可惜任性的青年完全不管他的抱怨,虽然他已经尽可能地大声了,但听起来还是像蚊子叫,根本不能对青年造成什么阻碍。这位公子哥儿非常舒适地霸占着病床边的椅子,将长腿搁床上(反正那个倒霉鬼的伤腿被吊起来了,空出好大一块儿地方呢),信手往纸上添词加句,至于写了什么就但凭他的喜好咯。
亲爱的伊芙琳·赛因斯小姐:
收到您热情洋溢的来信,不胜荣幸。我当然对您印象深刻,只是我没有想到您竟然也对我青睐有加,这是何等的荣幸!感谢女神和您的垂爱!
不过得知您旅行的脚步停留在森染,我不由得为您感到忧心。据我所知这座城市固然对您的歌剧创作有着极大帮助,可它对陌生人却颇为冷峻且不友好,像您这样可爱的小姐在那里逗留会是一件让所有人都牵挂的事。我在此诚挚地邀请您来星芒圣域一游,目前我在这里养伤,啊,并不是什么严重的问题,您不用担心。这只是一点小伤,只不过恰好伤到了右手,因此我让我最好的朋友萨米尔·晨星来帮我执笔,他是真正的绅士,能够守住一切秘密,希望您不要见怪。

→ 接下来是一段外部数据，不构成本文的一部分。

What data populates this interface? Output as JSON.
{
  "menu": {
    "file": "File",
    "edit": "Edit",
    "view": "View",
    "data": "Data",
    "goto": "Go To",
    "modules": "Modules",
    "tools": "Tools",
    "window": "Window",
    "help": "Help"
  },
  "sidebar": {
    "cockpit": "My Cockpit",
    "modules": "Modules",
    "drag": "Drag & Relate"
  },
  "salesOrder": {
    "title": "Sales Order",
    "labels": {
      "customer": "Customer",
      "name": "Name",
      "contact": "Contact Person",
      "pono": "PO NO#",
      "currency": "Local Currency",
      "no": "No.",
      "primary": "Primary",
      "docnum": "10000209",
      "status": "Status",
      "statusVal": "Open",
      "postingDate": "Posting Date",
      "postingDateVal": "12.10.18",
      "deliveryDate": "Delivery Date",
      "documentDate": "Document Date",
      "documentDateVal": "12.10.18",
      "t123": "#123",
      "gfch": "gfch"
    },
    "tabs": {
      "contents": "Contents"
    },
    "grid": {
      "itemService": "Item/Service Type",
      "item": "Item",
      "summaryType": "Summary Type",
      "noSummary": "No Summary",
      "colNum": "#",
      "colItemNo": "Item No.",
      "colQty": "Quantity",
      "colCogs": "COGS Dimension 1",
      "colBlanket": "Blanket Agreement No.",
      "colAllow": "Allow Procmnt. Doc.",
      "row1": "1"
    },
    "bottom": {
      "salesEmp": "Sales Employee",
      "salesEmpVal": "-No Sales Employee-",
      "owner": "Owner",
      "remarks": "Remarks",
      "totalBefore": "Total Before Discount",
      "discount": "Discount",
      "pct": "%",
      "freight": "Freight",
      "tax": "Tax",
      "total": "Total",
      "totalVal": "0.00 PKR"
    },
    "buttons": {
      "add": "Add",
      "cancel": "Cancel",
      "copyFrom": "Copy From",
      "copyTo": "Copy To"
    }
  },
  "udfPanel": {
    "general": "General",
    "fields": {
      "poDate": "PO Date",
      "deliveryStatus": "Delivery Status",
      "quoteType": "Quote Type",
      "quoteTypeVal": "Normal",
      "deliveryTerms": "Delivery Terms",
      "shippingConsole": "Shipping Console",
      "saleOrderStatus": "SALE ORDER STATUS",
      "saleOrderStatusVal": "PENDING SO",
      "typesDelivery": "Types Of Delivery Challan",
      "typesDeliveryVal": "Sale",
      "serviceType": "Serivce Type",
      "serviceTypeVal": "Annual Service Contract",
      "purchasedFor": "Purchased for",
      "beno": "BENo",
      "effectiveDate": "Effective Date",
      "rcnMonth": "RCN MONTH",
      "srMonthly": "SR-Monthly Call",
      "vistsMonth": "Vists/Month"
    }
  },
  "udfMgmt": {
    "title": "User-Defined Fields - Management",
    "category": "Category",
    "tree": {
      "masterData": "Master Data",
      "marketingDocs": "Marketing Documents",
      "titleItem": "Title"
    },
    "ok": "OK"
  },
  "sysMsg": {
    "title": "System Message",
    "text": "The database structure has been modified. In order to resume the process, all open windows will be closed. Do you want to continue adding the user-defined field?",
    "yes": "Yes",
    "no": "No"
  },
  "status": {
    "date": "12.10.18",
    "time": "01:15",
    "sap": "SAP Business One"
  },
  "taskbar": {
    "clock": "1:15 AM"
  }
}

边写边读的萨米尔停下笔,体贴地看了一眼动弹不得的威尔瑟。
“嗯,小伤……诶,这和你的情况倒差得有些远。”他自言自语地思考,“不过温柔的小姐通常都富有同情心,说不准真会为了你受伤难过得吃不下饭。让她过于担心是冒失又不合情理的,所以照我说,就该这么写,报喜不报忧嘛。再说,要是她到了这儿,就算你还是这副样子,我也会替你好好招待她的。”
后者沉默着,也不知道是不想理他还是被气得说不出话。
“接下来还要对她说些什么?千载难逢的机会!我得承认你真是有一手,我还常常为你会孤独终老而担心,没想到你竟然撞大运!来吧~这位小姐~这位可爱的美丽的小姐~让我们想想用什么打动她?浪漫的?热情的?或者火辣一点儿的?”青年咬着笔杆启发他,可惜躺在床上的人根本不为所动。
“……拒绝她,不用再联系了,调查排除了她是恶魔的嫌疑。”
“哇喔?等等等等,你说什么?”萨米尔提高了声调,“你认为她是恶魔?”
“有点可疑。”
“有点可疑?”持续高音的反问。
“是,放心,她没有危险。我按规定和她谈了。”误解了青年的激动,威尔瑟解释道,对于在晓光遭遇魔物袭击的巧合,他在解除危险后马上了解了她的情况,事后还联系乔安娜·巴克查证过她的话。
“真是……谁问你这个了啊!”萨米尔痛心疾首道,“如此浪漫的相遇,小姐又愿意与你倾心长谈,她就差没有双手把心捧到你面前了。你却只能想到做恶魔排除审查?兄弟,恕我直言,你到底是哪里出毛病了呀?”
“……”
“我该说你点什么好呢?我们相识一场,怎么你一星半点的绅士风度都没有学到呢。如今竟然还要我拒绝一位素未谋面的小姐?简直无情!”
“……”
“我的朋友,你脸色有点苍白哟~需要我叫医师过来吗?不用?真的?好吧,唉,算了。谁叫我答应了要帮你呢,这毕竟是你的回信,你怎么说我就怎么写吧。虽然从我内心来说我实在是不愿意对小姐失礼的。不过为了朋友,我也只好破例了。”
黑发青年默默地把脸扭到了一边。
在我眼里,我从来没有见过哪位朋友像您这样善解人意,说句实话吧,您在来信里能够坦白地告诉我对我的看法,既出乎我的意料又让我受宠若惊。和您一样,在我生活里枯燥乏味的人占了大多数,假若我有任何一位朋友有您这样的谈吐见识就足以使我欣喜若狂了。更何况您的容貌光彩照人,久久使人难以忘怀。不止您独个儿将这次谈话视如珍宝,对我来说这也是生命中一次全新的旅程。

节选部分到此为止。